Development of an Unmanned Aerial Vehicle incorporating a Convolutional Neural Network for Weed Detection

Authors

  • Ledile Mathipa
  • Uchechi Ukaegbu
  • Lagouge Tartibu

Keywords:

Deep Learning , Convolutional Neural Network , Transfer Learning , Computer Vision , Raspberry pi , Unmanned Aerial Vehicle

Abstract

This paper introduces the development of an  Unmanned Aerial Vehicle (UAV) as an efficient  asset that incorporates a high-performing pre trained architecture for weed classification and  detection in real-time. The UAV includes a  modular sprayer and embedded systems. Weeds provide a continuous threat to the cultivation of  agricultural plants and reduce yield, as well as increase waste. To address the issue, an  autonomous system and intelligent sprayer are described to spot weeds or undesirable plants and  spray herbicides on desired places.

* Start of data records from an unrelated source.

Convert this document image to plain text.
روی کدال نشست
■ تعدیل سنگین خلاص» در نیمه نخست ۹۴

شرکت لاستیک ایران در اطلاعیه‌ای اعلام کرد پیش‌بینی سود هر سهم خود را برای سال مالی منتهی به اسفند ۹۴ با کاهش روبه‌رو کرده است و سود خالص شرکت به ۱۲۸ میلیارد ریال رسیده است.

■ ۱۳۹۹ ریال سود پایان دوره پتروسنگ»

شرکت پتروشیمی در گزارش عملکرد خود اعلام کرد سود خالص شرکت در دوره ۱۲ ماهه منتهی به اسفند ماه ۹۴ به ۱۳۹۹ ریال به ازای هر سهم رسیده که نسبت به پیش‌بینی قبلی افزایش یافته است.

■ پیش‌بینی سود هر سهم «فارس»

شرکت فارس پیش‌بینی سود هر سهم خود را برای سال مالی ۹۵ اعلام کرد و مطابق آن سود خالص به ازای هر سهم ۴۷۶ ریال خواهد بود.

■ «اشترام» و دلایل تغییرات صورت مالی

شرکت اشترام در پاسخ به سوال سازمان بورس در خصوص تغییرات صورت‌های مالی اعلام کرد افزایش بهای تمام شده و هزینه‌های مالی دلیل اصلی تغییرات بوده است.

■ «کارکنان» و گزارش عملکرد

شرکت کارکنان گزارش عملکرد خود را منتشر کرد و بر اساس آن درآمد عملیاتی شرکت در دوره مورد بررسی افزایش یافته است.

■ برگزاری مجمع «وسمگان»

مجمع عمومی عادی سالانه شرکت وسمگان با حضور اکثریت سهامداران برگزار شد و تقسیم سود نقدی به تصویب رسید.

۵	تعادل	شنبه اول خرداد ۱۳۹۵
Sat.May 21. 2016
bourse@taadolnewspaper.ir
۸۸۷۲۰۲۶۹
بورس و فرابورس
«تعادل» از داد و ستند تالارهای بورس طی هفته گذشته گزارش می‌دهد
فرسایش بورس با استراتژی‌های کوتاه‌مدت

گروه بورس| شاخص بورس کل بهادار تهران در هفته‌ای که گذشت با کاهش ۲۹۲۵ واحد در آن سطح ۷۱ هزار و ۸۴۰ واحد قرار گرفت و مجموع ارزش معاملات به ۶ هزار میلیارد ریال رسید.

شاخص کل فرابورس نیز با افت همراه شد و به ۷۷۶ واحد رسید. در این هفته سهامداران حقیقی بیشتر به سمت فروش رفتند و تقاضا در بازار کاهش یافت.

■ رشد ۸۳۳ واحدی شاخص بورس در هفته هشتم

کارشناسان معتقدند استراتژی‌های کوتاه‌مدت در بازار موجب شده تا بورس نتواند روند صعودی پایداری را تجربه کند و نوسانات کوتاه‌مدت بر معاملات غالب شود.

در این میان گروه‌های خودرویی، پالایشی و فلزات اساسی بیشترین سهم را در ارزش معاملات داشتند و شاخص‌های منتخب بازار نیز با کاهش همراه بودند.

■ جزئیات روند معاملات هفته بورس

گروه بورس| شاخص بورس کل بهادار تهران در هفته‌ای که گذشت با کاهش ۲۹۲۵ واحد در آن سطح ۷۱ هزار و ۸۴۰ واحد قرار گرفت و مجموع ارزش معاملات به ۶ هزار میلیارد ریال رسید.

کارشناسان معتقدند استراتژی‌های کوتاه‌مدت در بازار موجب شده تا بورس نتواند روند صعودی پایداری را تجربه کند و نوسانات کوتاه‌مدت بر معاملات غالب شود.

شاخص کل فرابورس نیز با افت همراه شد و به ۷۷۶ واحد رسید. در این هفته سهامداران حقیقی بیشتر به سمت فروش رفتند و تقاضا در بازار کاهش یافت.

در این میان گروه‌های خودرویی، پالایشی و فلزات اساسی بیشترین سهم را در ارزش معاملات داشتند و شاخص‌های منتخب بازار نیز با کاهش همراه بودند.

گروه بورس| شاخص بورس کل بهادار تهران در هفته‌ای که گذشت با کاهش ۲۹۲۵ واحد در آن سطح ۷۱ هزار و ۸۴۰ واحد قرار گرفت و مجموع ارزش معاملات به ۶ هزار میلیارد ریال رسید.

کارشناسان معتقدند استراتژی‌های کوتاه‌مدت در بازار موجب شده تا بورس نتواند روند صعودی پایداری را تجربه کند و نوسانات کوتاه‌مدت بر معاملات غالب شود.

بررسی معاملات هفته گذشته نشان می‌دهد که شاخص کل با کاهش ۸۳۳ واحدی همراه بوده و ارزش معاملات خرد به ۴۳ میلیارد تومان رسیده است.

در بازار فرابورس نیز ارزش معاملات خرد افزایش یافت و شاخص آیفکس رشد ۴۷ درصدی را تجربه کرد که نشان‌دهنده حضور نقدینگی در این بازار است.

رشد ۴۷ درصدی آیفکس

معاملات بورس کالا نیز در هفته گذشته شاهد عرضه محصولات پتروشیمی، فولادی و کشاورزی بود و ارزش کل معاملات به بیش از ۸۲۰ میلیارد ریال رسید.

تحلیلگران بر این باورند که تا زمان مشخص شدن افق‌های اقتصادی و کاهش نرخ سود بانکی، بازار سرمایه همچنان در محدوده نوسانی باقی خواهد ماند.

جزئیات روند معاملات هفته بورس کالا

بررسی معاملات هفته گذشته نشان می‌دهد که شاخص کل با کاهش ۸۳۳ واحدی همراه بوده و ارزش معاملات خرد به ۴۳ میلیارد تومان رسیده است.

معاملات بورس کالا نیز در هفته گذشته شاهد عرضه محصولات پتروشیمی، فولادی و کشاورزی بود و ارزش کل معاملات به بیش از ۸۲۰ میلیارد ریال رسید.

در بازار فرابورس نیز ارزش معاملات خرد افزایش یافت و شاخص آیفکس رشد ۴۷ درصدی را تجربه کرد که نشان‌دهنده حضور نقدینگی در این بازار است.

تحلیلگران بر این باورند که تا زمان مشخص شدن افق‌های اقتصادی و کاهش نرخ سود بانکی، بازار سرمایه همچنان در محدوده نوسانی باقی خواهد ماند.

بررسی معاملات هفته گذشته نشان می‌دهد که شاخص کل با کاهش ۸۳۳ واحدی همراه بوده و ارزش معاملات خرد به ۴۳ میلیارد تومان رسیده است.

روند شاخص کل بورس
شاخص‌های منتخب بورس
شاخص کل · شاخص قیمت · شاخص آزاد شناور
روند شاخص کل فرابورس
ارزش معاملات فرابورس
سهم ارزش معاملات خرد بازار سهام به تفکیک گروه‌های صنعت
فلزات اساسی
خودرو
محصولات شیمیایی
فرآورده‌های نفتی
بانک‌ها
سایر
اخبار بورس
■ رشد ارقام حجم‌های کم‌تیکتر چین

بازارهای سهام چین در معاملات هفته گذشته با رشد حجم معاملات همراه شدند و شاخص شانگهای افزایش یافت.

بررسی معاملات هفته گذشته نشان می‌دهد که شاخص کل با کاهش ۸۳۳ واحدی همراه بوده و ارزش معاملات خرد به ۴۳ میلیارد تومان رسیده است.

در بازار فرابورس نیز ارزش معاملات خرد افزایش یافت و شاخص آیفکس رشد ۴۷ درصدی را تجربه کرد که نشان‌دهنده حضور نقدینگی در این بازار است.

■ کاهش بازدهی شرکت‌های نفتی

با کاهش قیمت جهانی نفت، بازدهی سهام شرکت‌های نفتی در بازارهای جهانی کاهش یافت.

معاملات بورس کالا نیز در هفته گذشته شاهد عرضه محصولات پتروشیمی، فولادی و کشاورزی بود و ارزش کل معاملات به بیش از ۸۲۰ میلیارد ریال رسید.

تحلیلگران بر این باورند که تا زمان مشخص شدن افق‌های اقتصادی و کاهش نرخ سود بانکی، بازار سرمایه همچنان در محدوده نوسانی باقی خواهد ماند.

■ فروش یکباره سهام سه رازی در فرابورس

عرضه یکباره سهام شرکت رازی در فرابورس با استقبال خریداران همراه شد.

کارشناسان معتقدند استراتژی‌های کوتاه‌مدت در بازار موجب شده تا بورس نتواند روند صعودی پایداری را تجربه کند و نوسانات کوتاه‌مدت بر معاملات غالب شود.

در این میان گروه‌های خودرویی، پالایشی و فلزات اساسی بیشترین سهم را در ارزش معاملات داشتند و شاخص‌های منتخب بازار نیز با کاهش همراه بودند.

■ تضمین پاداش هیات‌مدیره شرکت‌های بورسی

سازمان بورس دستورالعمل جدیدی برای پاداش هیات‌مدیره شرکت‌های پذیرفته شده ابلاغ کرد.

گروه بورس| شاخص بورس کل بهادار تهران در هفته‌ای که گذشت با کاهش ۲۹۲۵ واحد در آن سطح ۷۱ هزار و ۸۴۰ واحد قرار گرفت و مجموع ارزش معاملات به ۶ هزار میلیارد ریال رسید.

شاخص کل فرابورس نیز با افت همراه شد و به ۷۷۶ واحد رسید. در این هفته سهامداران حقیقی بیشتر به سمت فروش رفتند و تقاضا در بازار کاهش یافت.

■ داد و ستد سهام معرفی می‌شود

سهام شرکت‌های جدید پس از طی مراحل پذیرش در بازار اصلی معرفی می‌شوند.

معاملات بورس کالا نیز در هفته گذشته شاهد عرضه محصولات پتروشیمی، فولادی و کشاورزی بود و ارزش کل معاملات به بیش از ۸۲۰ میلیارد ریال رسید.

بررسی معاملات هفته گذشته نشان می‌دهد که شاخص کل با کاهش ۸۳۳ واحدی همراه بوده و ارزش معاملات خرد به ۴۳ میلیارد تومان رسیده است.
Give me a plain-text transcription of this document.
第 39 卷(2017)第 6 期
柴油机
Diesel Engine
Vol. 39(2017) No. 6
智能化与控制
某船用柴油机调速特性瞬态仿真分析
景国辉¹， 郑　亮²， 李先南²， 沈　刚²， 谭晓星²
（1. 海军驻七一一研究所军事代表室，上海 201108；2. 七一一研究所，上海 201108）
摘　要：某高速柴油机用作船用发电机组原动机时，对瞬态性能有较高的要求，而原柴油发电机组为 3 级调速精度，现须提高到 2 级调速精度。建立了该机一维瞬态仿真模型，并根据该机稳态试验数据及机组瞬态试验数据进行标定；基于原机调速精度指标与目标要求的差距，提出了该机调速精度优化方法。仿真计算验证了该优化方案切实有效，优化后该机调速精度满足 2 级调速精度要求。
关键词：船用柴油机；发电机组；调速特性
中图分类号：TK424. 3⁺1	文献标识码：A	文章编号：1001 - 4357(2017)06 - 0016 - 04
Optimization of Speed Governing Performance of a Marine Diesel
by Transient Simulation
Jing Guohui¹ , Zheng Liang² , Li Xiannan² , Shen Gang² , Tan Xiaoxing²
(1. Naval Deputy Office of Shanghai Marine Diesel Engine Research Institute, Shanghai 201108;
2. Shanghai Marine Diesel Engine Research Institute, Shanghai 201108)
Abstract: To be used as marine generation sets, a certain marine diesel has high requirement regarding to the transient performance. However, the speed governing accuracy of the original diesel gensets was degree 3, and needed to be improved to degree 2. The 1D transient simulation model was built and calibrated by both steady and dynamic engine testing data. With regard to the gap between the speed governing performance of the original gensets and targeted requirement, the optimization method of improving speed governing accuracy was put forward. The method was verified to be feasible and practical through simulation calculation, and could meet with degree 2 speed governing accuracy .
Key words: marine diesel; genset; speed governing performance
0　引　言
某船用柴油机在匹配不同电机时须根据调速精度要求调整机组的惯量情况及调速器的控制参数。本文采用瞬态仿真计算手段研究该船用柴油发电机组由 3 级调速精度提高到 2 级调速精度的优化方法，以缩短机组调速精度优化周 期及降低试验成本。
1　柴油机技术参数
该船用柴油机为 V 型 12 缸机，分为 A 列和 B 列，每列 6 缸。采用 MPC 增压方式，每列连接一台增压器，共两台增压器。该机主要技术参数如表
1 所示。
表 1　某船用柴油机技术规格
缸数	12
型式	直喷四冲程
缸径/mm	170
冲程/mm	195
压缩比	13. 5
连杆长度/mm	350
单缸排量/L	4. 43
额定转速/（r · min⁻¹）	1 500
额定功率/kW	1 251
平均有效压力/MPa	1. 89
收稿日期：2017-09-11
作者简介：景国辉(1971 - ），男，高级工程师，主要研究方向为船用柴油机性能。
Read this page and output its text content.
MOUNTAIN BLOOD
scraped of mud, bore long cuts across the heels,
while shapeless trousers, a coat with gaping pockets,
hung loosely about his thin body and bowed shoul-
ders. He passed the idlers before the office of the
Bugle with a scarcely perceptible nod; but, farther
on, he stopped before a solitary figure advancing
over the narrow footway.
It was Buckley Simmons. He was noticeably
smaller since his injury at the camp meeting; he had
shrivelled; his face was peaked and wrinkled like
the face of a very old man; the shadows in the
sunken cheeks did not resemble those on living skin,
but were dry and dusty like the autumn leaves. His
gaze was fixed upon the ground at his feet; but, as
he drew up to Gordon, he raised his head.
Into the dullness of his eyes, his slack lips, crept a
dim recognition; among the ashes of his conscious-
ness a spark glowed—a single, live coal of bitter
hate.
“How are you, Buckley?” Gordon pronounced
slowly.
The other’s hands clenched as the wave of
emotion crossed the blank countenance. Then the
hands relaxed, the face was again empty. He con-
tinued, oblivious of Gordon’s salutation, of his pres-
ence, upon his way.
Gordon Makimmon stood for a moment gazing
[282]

The  effectiveness of five various pre-trained  architectures (AlexNet, GoogleNet, VGG19,  DenseNet201, and ResNet50) for image  classification and prediction are investigated, and  the top performing model was determined. The  best-performing trained model, ResNet 50,  achieved a training accuracy of 98.57 percent and  a validation accuracy of 100 percent at 25 epochs.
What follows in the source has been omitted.